Comment by throwaway81523
Comment by throwaway81523 8 days ago
I looked at the CUDA code for Leela Chess Zero and found it pretty understandable, though that was back when Leela used a DCNN instead of transformers. DCNN's are fairly simple and are explained in fast.ai videos that I watched a few years ago, so navigating the Leela code wasn't too difficult. Transformers are more complicated and I want to bone up on them, but I haven't managed to spend any time understanding them.
CUDA itself is just a minor departure from C++, so the language itself is no big deal if you've used C++ before. But, if you're trying to get hired programming CUDA, what that really means is they want you implementing AI stuff (unless it's game dev).
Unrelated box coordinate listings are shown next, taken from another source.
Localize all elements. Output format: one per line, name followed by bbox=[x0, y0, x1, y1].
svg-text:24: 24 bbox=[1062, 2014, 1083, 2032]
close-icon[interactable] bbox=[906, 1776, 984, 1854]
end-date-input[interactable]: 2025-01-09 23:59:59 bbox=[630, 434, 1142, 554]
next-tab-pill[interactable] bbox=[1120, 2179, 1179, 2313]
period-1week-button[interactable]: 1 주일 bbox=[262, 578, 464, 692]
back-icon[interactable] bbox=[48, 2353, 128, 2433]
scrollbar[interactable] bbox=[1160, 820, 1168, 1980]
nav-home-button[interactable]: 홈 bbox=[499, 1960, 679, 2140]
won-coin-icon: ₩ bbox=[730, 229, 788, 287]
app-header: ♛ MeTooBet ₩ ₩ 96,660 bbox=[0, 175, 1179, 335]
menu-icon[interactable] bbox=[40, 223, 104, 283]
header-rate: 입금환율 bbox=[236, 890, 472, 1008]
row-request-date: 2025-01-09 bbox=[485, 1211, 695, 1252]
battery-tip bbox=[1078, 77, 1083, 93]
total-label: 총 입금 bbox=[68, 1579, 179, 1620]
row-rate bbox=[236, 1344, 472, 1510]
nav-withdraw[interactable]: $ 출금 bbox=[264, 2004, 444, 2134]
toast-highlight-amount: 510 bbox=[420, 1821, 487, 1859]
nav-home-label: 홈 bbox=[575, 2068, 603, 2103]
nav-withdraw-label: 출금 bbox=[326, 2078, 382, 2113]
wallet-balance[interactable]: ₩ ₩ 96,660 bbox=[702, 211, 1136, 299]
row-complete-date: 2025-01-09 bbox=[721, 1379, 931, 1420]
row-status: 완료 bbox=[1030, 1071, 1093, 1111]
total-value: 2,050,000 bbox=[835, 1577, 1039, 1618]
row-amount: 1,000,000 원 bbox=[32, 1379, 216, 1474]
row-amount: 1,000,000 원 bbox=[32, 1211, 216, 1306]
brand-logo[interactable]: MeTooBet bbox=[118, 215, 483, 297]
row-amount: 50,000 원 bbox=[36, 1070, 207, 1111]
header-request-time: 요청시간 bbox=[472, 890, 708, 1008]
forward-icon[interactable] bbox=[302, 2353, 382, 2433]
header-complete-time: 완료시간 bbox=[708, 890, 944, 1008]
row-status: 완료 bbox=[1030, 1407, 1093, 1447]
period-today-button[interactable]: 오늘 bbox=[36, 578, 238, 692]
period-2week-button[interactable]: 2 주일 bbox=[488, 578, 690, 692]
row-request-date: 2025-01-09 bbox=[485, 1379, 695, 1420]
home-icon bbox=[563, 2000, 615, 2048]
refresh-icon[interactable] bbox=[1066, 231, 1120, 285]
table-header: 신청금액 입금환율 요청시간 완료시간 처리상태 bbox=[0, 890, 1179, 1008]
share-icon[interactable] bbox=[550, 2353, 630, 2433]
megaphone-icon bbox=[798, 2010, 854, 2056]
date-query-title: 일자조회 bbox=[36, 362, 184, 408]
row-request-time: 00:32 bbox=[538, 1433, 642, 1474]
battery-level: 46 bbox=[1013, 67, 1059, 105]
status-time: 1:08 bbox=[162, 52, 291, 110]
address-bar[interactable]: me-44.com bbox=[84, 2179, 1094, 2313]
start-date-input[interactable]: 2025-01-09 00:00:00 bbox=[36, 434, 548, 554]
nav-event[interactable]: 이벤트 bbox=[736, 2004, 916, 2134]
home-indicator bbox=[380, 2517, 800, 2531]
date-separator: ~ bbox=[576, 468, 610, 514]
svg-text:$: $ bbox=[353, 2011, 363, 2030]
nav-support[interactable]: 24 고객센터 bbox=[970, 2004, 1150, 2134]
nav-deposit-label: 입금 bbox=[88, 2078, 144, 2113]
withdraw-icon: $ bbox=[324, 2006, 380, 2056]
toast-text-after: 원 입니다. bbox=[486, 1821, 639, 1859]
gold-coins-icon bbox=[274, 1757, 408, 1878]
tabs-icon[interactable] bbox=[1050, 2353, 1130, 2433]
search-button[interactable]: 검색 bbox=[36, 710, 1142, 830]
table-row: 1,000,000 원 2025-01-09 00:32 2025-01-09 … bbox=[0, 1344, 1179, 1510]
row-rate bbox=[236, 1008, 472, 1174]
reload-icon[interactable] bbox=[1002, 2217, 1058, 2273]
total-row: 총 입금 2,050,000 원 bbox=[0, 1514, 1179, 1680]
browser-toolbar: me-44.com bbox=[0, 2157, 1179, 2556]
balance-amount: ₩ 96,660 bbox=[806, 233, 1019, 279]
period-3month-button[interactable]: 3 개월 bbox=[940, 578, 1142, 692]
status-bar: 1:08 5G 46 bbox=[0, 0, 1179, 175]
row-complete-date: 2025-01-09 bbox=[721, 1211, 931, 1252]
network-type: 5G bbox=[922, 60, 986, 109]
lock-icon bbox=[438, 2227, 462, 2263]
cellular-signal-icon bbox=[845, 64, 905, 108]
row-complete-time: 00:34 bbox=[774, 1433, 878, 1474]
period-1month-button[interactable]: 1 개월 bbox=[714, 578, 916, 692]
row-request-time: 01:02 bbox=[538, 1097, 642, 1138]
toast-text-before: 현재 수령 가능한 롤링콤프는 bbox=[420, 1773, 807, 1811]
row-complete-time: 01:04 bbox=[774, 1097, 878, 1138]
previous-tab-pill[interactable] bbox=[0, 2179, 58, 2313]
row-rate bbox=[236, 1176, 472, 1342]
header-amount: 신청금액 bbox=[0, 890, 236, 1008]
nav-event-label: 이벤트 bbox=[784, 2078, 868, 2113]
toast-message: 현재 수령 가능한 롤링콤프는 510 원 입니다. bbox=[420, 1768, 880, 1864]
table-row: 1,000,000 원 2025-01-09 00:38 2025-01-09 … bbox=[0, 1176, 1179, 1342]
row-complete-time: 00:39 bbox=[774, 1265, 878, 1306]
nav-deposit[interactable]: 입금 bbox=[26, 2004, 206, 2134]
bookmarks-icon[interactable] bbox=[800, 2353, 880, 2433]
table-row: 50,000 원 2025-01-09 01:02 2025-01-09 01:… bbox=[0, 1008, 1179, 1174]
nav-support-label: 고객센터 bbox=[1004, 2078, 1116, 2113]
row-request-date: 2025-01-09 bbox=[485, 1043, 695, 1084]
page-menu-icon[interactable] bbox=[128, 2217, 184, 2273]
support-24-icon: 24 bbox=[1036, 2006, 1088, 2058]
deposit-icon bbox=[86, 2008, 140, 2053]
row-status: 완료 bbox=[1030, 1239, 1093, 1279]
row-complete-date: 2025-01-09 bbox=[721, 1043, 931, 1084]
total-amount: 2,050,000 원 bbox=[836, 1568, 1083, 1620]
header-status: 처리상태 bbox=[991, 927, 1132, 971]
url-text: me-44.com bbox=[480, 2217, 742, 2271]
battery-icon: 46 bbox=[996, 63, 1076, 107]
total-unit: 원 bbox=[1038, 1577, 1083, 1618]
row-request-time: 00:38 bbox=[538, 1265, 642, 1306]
AI programming is a much wider and deeper subject than CUDA itself, so be ready to spend a bunch of time studying and hacking to come up to speed in that. But if you do, you will be in high demand. As mentioned, the fast.ai videos are a great introduction.
In the case of games, that means 3D graphics which these days is another rabbit hole. I knew a bit about this back in the day, but it is fantastically more sophisticated now and I don't have any idea where to even start.
This is a great idea! This is the code right' https://github.com/leela-zero/leela-zero
I have two beginner (and probably very dumb) questions, why do they have heavy c++/cuda usage rather than using only pytorch/tensorflow. Are they too slow for training Leela? Second, why is there tensorflow code?